Run Self-Sufficient Containers on CoreOS
In my last post we learnt about CoreOS and took a look at the steps needed to install it on your laptop (using VirtualBox). We also learnt CoreOS doesn’t ship a package manager. Instead it comes with Docker pre-installed. So, for every service that you need (e.g. web server, database, cache, and so on) you can just create and use a Docker container for it.
So, what’s the deal with self-sufficient containers?
Containers are self-sufficient by default, right? Well, this depends on what you call self-sufficient. Of course, containers are self-sufficient in that they don’t depend on any software running outside of their logical boundaries. But they need kernel support and computing resources from the host computer.
Let’s see it like this: containers are generally set up on a network with several nodes, with each node running one or more containers. Each container may be self-sufficient, but the node on which the container is supposed to run is not! Nodes may crash or run slow or get disconnected off the network. And in such cases, you need to find out the offline node and re-route the traffic meant for that node to other nodes.
But how do we do that?
In this post, we’ll take a look at these three components and learn how they’re used by CoreOS to help you create self-sufficient containers.
systemd is an init system that provides features for starting, stopping, and managing processes during the boot process of a computer
To let systemd know about the processes you’d like to run on system startup, you need to write configuration files called units. There are several types of units. In CoreOS context, we will mostly discuss target units.

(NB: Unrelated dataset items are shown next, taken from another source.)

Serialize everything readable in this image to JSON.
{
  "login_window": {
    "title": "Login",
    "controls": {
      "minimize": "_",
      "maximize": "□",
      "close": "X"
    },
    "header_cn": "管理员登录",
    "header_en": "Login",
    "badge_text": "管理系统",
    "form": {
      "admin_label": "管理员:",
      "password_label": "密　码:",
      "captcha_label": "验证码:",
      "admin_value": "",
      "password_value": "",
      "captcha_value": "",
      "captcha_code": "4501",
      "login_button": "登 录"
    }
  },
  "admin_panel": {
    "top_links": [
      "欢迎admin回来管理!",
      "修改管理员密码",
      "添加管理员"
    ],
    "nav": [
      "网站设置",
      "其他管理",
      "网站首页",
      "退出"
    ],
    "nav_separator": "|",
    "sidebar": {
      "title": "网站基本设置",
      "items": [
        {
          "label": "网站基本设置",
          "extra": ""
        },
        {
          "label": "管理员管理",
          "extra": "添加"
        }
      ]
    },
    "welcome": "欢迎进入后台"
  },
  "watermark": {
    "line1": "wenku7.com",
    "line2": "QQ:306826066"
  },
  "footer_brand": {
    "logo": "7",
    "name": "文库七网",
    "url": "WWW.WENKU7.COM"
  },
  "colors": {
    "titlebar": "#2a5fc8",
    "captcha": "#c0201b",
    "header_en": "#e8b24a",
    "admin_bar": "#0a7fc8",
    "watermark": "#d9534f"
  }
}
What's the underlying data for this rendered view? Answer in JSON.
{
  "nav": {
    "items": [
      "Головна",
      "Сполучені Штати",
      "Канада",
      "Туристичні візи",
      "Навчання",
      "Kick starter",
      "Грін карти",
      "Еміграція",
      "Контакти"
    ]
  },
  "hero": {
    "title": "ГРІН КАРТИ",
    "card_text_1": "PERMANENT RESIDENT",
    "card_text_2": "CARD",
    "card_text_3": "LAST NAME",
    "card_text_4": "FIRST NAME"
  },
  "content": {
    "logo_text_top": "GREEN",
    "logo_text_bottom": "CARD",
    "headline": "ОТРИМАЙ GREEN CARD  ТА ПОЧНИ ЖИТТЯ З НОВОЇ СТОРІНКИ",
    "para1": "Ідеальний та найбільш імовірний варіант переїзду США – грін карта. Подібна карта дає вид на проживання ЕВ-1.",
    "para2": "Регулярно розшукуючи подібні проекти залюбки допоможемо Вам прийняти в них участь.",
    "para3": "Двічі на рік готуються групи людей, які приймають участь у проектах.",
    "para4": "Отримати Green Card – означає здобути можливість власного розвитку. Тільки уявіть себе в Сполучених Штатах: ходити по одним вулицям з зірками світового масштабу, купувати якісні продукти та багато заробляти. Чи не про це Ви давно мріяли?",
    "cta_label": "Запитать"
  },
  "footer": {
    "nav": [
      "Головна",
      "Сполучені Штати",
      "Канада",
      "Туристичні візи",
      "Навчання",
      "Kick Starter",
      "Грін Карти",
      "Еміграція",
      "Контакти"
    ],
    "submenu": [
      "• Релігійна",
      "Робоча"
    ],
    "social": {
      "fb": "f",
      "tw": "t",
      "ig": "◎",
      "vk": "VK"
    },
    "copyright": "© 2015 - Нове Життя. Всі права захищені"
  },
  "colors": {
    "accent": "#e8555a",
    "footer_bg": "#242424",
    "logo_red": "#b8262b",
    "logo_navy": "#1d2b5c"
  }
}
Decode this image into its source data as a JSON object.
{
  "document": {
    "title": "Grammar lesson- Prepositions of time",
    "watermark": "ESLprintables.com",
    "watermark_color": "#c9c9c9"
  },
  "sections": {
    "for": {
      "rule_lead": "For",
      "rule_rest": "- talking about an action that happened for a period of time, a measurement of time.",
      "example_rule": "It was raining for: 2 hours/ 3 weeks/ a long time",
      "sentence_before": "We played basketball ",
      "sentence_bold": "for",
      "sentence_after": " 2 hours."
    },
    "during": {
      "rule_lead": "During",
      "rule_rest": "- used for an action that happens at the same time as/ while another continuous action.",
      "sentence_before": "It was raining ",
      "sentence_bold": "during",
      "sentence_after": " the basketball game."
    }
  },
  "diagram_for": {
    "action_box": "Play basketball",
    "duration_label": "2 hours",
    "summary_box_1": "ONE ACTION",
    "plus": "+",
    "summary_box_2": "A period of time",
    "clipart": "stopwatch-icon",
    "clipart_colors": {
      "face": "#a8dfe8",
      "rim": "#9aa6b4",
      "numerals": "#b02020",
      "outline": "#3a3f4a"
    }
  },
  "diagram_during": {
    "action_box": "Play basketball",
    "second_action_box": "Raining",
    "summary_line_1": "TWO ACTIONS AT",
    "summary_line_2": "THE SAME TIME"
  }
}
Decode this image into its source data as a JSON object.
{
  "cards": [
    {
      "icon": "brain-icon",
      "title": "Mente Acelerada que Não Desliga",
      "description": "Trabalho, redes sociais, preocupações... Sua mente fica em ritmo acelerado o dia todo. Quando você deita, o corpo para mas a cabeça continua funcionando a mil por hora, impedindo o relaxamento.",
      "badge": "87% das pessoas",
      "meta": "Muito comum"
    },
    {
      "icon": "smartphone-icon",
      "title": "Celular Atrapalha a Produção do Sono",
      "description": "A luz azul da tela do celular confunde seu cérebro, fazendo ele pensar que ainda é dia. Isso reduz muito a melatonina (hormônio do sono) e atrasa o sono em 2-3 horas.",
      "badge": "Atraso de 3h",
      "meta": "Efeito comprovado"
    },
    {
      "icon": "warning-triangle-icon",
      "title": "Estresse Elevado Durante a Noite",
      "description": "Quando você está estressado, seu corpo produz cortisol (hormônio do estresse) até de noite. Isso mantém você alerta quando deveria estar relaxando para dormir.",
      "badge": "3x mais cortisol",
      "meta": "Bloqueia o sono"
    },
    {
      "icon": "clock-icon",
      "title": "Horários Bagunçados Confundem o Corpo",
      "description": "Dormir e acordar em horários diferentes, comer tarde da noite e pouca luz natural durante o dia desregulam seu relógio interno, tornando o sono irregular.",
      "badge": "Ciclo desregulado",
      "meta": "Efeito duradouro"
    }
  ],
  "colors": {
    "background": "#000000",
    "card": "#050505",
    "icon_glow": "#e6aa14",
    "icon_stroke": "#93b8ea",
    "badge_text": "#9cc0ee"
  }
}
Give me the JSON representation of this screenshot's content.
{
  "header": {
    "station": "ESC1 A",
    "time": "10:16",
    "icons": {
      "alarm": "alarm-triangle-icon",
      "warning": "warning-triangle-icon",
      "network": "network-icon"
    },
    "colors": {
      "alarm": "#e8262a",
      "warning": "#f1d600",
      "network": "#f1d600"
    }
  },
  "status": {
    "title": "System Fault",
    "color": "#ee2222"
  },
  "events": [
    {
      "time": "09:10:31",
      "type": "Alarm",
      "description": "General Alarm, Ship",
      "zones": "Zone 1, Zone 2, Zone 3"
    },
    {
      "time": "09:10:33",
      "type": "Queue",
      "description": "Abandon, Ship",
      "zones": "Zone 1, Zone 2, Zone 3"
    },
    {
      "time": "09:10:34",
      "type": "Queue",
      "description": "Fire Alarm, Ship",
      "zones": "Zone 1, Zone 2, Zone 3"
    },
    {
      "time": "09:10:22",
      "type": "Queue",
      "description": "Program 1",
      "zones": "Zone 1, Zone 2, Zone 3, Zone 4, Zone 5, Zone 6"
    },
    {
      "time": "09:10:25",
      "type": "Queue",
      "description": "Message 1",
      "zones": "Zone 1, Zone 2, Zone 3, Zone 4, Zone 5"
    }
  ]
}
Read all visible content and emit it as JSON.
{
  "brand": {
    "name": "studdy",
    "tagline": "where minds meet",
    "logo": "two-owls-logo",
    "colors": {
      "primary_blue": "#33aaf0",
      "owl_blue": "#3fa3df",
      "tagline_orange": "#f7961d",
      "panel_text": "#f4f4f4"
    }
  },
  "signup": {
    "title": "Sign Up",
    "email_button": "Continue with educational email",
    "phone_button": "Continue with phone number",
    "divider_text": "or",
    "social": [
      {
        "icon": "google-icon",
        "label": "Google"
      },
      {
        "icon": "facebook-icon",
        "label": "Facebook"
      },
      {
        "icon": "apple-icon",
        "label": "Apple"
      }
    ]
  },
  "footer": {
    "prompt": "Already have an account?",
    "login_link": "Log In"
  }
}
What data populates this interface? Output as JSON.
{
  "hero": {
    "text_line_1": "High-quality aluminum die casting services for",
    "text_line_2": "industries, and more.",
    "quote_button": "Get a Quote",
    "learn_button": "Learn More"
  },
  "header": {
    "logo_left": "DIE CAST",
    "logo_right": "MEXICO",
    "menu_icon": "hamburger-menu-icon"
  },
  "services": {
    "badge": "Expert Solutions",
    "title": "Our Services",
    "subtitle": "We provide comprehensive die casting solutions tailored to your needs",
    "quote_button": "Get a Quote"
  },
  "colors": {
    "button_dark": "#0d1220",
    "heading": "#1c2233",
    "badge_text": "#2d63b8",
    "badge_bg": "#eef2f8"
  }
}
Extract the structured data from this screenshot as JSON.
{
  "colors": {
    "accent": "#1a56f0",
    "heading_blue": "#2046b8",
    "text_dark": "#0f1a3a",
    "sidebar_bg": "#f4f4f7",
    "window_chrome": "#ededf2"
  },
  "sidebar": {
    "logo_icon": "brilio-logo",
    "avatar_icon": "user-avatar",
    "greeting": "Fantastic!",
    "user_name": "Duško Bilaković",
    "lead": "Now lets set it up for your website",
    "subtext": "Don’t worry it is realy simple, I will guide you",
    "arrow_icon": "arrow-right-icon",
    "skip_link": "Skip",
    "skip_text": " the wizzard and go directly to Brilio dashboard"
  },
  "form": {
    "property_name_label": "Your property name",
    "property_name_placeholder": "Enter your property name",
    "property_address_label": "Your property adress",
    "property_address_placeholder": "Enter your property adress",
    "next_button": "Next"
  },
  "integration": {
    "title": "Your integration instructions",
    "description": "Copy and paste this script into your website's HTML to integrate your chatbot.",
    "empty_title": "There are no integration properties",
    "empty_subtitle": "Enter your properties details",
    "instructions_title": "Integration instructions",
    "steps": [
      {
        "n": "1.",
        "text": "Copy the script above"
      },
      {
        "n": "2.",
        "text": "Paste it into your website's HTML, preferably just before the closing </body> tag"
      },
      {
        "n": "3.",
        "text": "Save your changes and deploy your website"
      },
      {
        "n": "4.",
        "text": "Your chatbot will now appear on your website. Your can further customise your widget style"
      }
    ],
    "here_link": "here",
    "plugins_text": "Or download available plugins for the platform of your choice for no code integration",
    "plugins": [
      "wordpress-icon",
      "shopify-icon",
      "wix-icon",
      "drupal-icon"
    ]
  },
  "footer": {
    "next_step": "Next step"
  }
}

Target units are used for grouping units into well-known synchronization points during system startup. A simple way to identify a target unit, is the extension
.target. Returning to CoreOS,
multi-user.target is the target file we’ll interact the most with, as it holds links to all the general use unit files.
It is important to note systemd is not a CoreOS-specific feature. Rather, systemd is a separate project that existed long before CoreOS.
Simply put, fleet is a cluster manager that uses systemd at the cluster level. Usefully, fleet uses the systemd unit files and adds a few fleet-specific properties.
There are two types of units that can be run on a CoreOS cluster: standard and global units.
Standard units are long-running processes that are scheduled onto a single machine. Take for example a database server or a web server. If that machine goes offline, the unit will be automatically migrated onto a new machine and started.
Global units are run on all machines in the cluster. These are ideal for common services like monitoring agents or components of higher-level orchestration systems like Kubernetes, Mesos, or OpenStack.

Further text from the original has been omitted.